One of the fathers of the children I teach in the kindergarten class studied history in university. He tells me a different story every morning he comes to the school and I am always eager to learn new things. This week he told me the story of Dasom, the founder of our village Angtasom. Dasom was a poor farmer who one day began to sell his coconuts at the place where our market is today. Since then more and more people came and followed his example. The place slowly began to develop and is today not only the working place for most of the people in and around Angtasom, but a meeting place where children play, women get their beauty treatments, man play cards, babies sleep in hammocks, elderlies exchange their gossip and monks go to receive money and food and give their blessings. Everyone loves the story of Dasom, that’s why there is a festival for him every year and a statue near our Bookbridge building, showing him carrying his coconuts.

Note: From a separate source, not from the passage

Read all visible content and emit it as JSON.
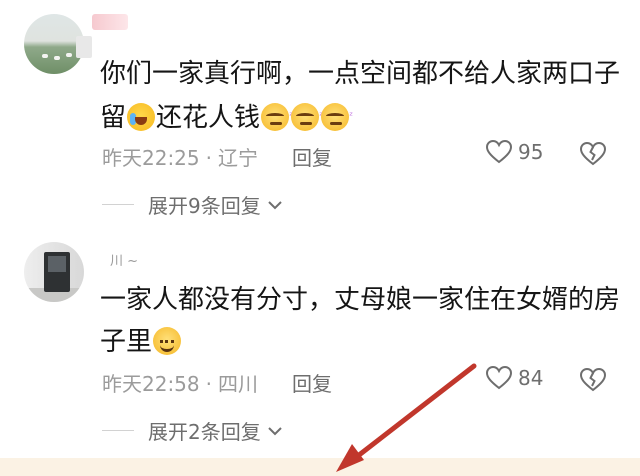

In Cambodia there is a custom of taking a coin and rolling it so hard over your skin, that it leaves red scars on your body. One might ask why anyone would do this, but Cambodians believe that it makes the bad ghosts that are dwelling in your body when you are sick leave you and search for another host. Sreydieb got a cold last week and when I saw that she had red streams all over her body, I just couldn’t believe it. I asked her how she could be so naive and think that this actually helped to cure a sickness. I could see from her movements, that every inch of her body was aching. “You are not Cambodian, you wouldn’t understand this.”, she replied defensively. “Did your cold go away or are you still sick?”, I asked her. “I already feel better.” she said. I am the last person to believe in healing magic, but maybe it really has something to do with faith. If people know that the same method had healed their ancestors generations ago, they have this trust of being able to heal soon. I didn’t have the intention of convincing her that her old, traditional ways of curing were balderdash, besides the fact that she probably hurt herself even more with it.

Other traditions that you should better not break in Cambodia are for example pointing your foot in the direction of someone or outstretching it, sneezing when you are sitting at a table, leaning against a table or kitchen counter, talking while cooking, showing your knees and shoulders, hugging or much worse kissing someone, looking a monk in the eye, talking in a loud voice, whistling… just to mention a few things. The whistle thing was something I couldn’t understand, until Sreydieb told me it was like inviting thieves to come into your house. Since then I stopped doing it. These customs might sound strange to us in the West, but how strange must they find us and our habits when they had the change to experience our culture! All in all I consider humans simply as a very strange schöpfung, that has its eigenheiten in every country on earth. All we can do is to try to accept the eigenheiten of the others, to live together in a peaceful diversity.